Lucy Ware Webb Hayes was First Lady while her husband Rutherford B. Hayes served as the nineteenth President of the United States between 1877 and 1881. By the time she entered the White House, she had won many admirers. She was beautiful, well educated, and an experienced hostess. She married her husband in 1852, and they had eight children, of whom five survived to adulthood. She was nicknamed "Mother Lucy" by the soldiers under her husband’s command in the Civil War for helping the wounded, and later she was called "Lemonade Lucy" after she left the White House. The famous name came about because Lucy abstained from serving liquor at parties during her husband’s administration.
Lucy Hayes Gold Coin Designs
A right facing semi-profile portrait of Lucy Hayes is on the obverse or heads side of the coin. The image was designed by Susan Gamble and sculpted by Don Everhart. The inscriptions on the obverse include "LUCY HAYES," "IN GOD WE TRUST," "LIBERTY", "2011," "W" (denoting the United States Mint facility at West Point), "19th", and "1877-1881."

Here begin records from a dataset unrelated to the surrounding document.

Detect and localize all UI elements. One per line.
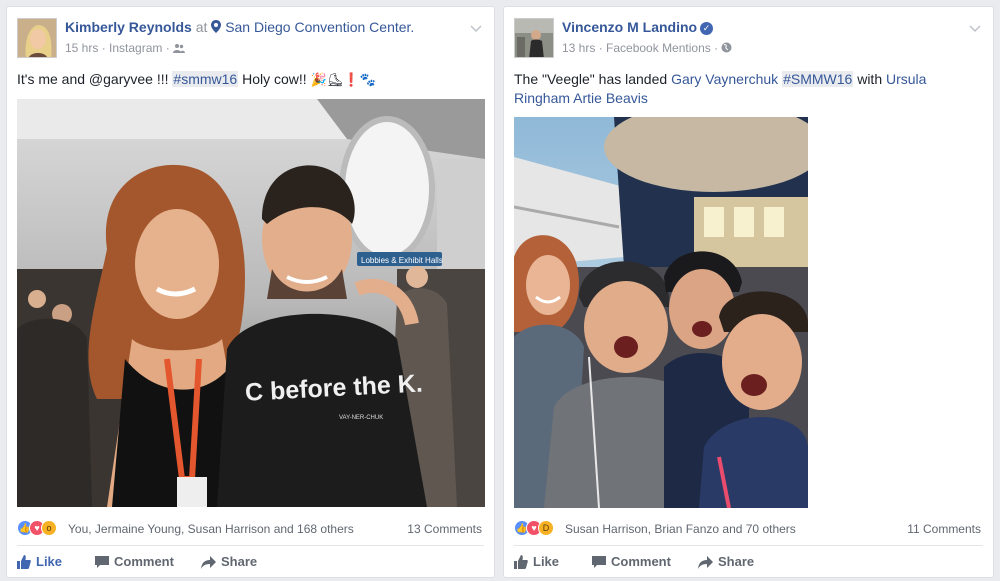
chevron-down-icon[interactable]: [967, 20, 983, 36]
post-text: The "Veegle" has landed Gary Vaynerchuk …: [514, 70, 983, 108]
wow-reaction-icon: o: [41, 520, 57, 536]
post-source[interactable]: Instagram: [109, 41, 162, 55]
share-label: Share: [221, 554, 258, 569]
post-photo[interactable]: Lobbies & Exhibit Halls C before the K. …: [17, 99, 485, 507]
share-icon: [698, 556, 713, 569]
post-card: Kimberly Reynolds at San Diego Conventio…: [6, 6, 495, 578]
post-photo[interactable]: [514, 117, 808, 508]
like-button[interactable]: Like: [514, 554, 559, 572]
comments-count[interactable]: 13 Comments: [407, 522, 482, 536]
divider: [17, 545, 484, 546]
post-header: Vincenzo M Landino ✓ 13 hrs · Facebook Me…: [514, 18, 983, 60]
globe-icon[interactable]: [721, 42, 732, 53]
friends-icon[interactable]: [173, 43, 186, 53]
author-name[interactable]: Kimberly Reynolds: [65, 19, 192, 35]
share-icon: [201, 556, 216, 569]
reactions-bar: 👍 ♥ o You, Jermaine Young, Susan Harrison …: [17, 519, 482, 539]
comment-icon: [95, 556, 109, 568]
location-link[interactable]: San Diego Convention Center.: [225, 19, 414, 35]
comment-label: Comment: [114, 554, 174, 569]
reactions-bar: 👍 ♥ D Susan Harrison, Brian Fanzo and 70 o…: [514, 519, 981, 539]
post-text: It's me and @garyvee !!! #smmw16 Holy co…: [17, 70, 484, 89]
comment-button[interactable]: Comment: [95, 554, 174, 572]
author-name[interactable]: Vincenzo M Landino: [562, 19, 697, 35]
thumbs-up-icon: [17, 555, 31, 569]
reaction-icons[interactable]: 👍 ♥ o: [17, 520, 57, 538]
post-text-with: with: [853, 71, 886, 87]
timestamp[interactable]: 15 hrs: [65, 41, 98, 55]
post-text-body: The "Veegle" has landed: [514, 71, 672, 87]
post-text-body: It's me and @garyvee !!!: [17, 71, 173, 87]
comment-icon: [592, 556, 606, 568]
post-source[interactable]: Facebook Mentions: [606, 41, 711, 55]
hashtag-link[interactable]: #SMMW16: [782, 71, 854, 87]
reaction-names[interactable]: Susan Harrison, Brian Fanzo and 70 other…: [565, 522, 796, 536]
comment-label: Comment: [611, 554, 671, 569]
comments-count[interactable]: 11 Comments: [907, 522, 981, 536]
thumbs-up-icon: [514, 555, 528, 569]
like-button[interactable]: Like: [17, 554, 62, 572]
like-label: Like: [533, 554, 560, 569]
like-label: Like: [36, 554, 63, 569]
post-meta: 13 hrs · Facebook Mentions ·: [562, 41, 732, 55]
share-label: Share: [718, 554, 755, 569]
haha-reaction-icon: D: [538, 520, 554, 536]
chevron-down-icon[interactable]: [468, 20, 484, 36]
photo-sign-text: Lobbies & Exhibit Halls: [361, 256, 443, 265]
post-header: Kimberly Reynolds at San Diego Conventio…: [17, 18, 484, 60]
at-label: at: [195, 19, 208, 35]
share-button[interactable]: Share: [201, 554, 257, 572]
action-bar: Like Comment Share: [17, 552, 484, 574]
mention-link[interactable]: Gary Vaynerchuk: [671, 71, 778, 87]
share-button[interactable]: Share: [698, 554, 754, 572]
post-meta: 15 hrs · Instagram ·: [65, 41, 186, 55]
reaction-names[interactable]: You, Jermaine Young, Susan Harrison and …: [68, 522, 354, 536]
avatar[interactable]: [17, 18, 57, 58]
post-card: Vincenzo M Landino ✓ 13 hrs · Facebook Me…: [503, 6, 994, 578]
comment-button[interactable]: Comment: [592, 554, 671, 572]
post-text-tail: Holy cow!!: [238, 71, 311, 87]
verified-badge-icon: ✓: [700, 22, 714, 35]
author-line: Kimberly Reynolds at San Diego Conventio…: [65, 19, 414, 35]
reaction-icons[interactable]: 👍 ♥ D: [514, 520, 554, 538]
location-pin-icon: [211, 20, 222, 33]
mention-link[interactable]: Artie Beavis: [573, 90, 648, 106]
timestamp[interactable]: 13 hrs: [562, 41, 595, 55]
avatar[interactable]: [514, 18, 554, 58]
divider: [514, 545, 983, 546]
photo-tshirt-subtext: VAY-NER-CHUK: [339, 415, 383, 421]
author-line: Vincenzo M Landino ✓: [562, 19, 714, 35]
action-bar: Like Comment Share: [514, 552, 983, 574]
emoji-group: 🎉⛸❗🐾: [310, 72, 376, 87]
hashtag-link[interactable]: #smmw16: [172, 71, 239, 87]
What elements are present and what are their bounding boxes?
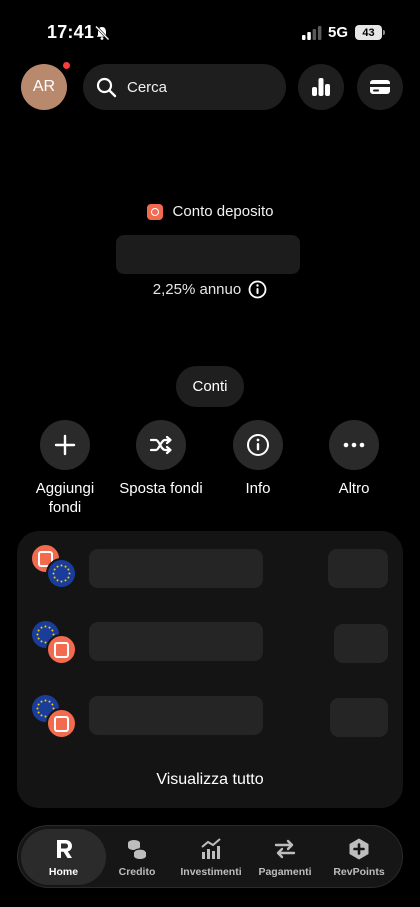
account-name: Conto deposito — [172, 203, 274, 220]
tab-home[interactable]: Home — [21, 829, 106, 885]
shuffle-icon — [149, 435, 172, 455]
notification-dot — [63, 62, 70, 69]
add-funds-label: Aggiungi fondi — [35, 480, 95, 516]
tab-payments[interactable]: Pagamenti — [248, 826, 322, 889]
chart-icon — [201, 838, 221, 859]
more-circle — [329, 420, 379, 470]
more-label: Altro — [338, 480, 370, 497]
coins-icon — [128, 840, 147, 859]
info-circle — [233, 420, 283, 470]
add-funds-button[interactable]: Aggiungi fondi — [10, 420, 120, 517]
signal-icon — [302, 26, 322, 40]
account-amount-hidden — [330, 698, 388, 737]
account-amount-hidden — [328, 549, 388, 588]
search-icon — [96, 77, 117, 97]
account-name-hidden — [89, 622, 263, 661]
list-item[interactable] — [17, 619, 403, 675]
accounts-card: Visualizza tutto — [17, 531, 403, 808]
search-placeholder: Cerca — [127, 78, 168, 96]
avatar[interactable]: AR — [21, 64, 67, 110]
savings-coin-icon — [46, 708, 77, 739]
info-button[interactable]: Info — [203, 420, 313, 498]
search-input[interactable]: Cerca — [83, 64, 286, 110]
list-item[interactable] — [17, 543, 403, 599]
transfer-arrows-icon — [274, 839, 296, 859]
header: AR Cerca — [0, 62, 420, 112]
view-all-link[interactable]: Visualizza tutto — [17, 771, 403, 789]
tab-credit-label: Credito — [118, 866, 156, 878]
move-funds-label: Sposta fondi — [119, 480, 203, 497]
status-bar: 17:41 5G 43 — [0, 0, 420, 62]
analytics-button[interactable] — [298, 64, 344, 110]
quick-actions: Aggiungi fondi Sposta fondi Info Altro — [0, 420, 420, 520]
info-label: Info — [245, 480, 271, 497]
tab-revpoints-label: RevPoints — [333, 866, 385, 878]
move-funds-button[interactable]: Sposta fondi — [106, 420, 216, 498]
revolut-logo-icon — [56, 839, 72, 858]
network-label: 5G — [328, 24, 349, 41]
bell-muted-icon — [95, 25, 110, 41]
card-icon — [370, 80, 390, 94]
tab-credit[interactable]: Credito — [100, 826, 174, 889]
balance-hidden — [116, 235, 300, 274]
tab-investments[interactable]: Investimenti — [174, 826, 248, 889]
info-icon — [247, 434, 269, 456]
move-funds-circle — [136, 420, 186, 470]
list-item[interactable] — [17, 693, 403, 749]
hexagon-plus-icon — [349, 838, 369, 860]
cards-button[interactable] — [357, 64, 403, 110]
interest-rate[interactable]: 2,25% annuo — [0, 280, 420, 299]
accounts-pill[interactable]: Conti — [176, 366, 244, 407]
info-icon — [248, 280, 267, 299]
tab-home-label: Home — [48, 865, 79, 878]
tab-revpoints[interactable]: RevPoints — [322, 826, 396, 889]
tab-bar: Home Credito Investimenti Pagamenti RevP… — [17, 825, 403, 888]
battery-icon: 43 — [355, 25, 382, 40]
rate-label: 2,25% annuo — [152, 281, 242, 298]
eu-flag-icon — [46, 558, 77, 589]
account-title[interactable]: Conto deposito — [0, 203, 420, 220]
tab-payments-label: Pagamenti — [258, 866, 312, 878]
savings-coin-icon — [46, 634, 77, 665]
account-name-hidden — [89, 696, 263, 735]
tab-investments-label: Investimenti — [180, 866, 242, 878]
more-button[interactable]: Altro — [299, 420, 409, 498]
account-amount-hidden — [334, 624, 388, 663]
add-funds-circle — [40, 420, 90, 470]
account-summary: Conto deposito 2,25% annuo — [0, 203, 420, 299]
status-time: 17:41 — [47, 22, 95, 42]
savings-icon — [146, 203, 163, 220]
account-name-hidden — [89, 549, 263, 588]
plus-icon — [54, 434, 76, 456]
bar-chart-icon — [312, 78, 330, 96]
more-icon — [343, 442, 365, 448]
battery-tip — [383, 30, 385, 35]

The reverse or tails side of the coin depicts Lucy Hayes cheering the children in the first Easter Egg Roll held at the White House. The design was created by Barbara Fox and sculpted by Joseph Menna. Reverse inscriptions are "UNITED STATES OF AMERICA," "E PLURIBUS UNUM," "$10," "1/2 OZ.," and ".9999 FINE GOLD."
Order, Mintage and Pricing Information
Buyers may place their orders for the Lucy Hayes First Spouse Gold Coins and bronze medal at http://www.usmint.gov/catalog or at 1-800-USA-MINT (872-6468). Hearing and speech-impaired customers with TTY equipment may order at 1-888-321-MINT (6468). The Mint charges a $4.95 shipping and handling on all domestic orders.
The gold coins and bronze medals are each sold individually. The collector gold coin comes encapsulated and packaged in a polished, custom-designed, lacquered hardwood presentation case with a Certificate of Authenticity.
As mentioned, the United States Mint has placed a maximum mintage cap of 15,000 across both proof and uncirculated options.
The United States Mint pricing policy for the First Spouse Gold Coin requires an evaluation every Wednesday of the seven-day average of the London Fix gold price. If the average gold price changes by more than $49.99, then the Mint will adjust its prices according to a preset amount in a price grid. The current average resides between $1,750.00 and $1,799.99 an ounce. Should the average move outside the range, the Lucy Hayes gold coin prices — as well as the other First Spouse Gold Coins — will move up or down by $25.
Related US Mint Products
Other 2011 spouse coins and their release dates include:
- Eliza Johnson (released on May 5, 2011)
- Julia Grant (released on June 23, 2011)
- Lucretia Garfield (scheduled for December 1, 2011)
First Spouse Gold Coins are issued in the same order as the Presidential $1 Coins and usually launch few weeks apart. The United States Mint released the Hayes $1 into circulation on August 18, 2011.
A set containing the Rutherford B. Hayes Presidential $1 Coin and the Lucy Hayes bronze medal is scheduled for release on September 22, although the date is subject to change.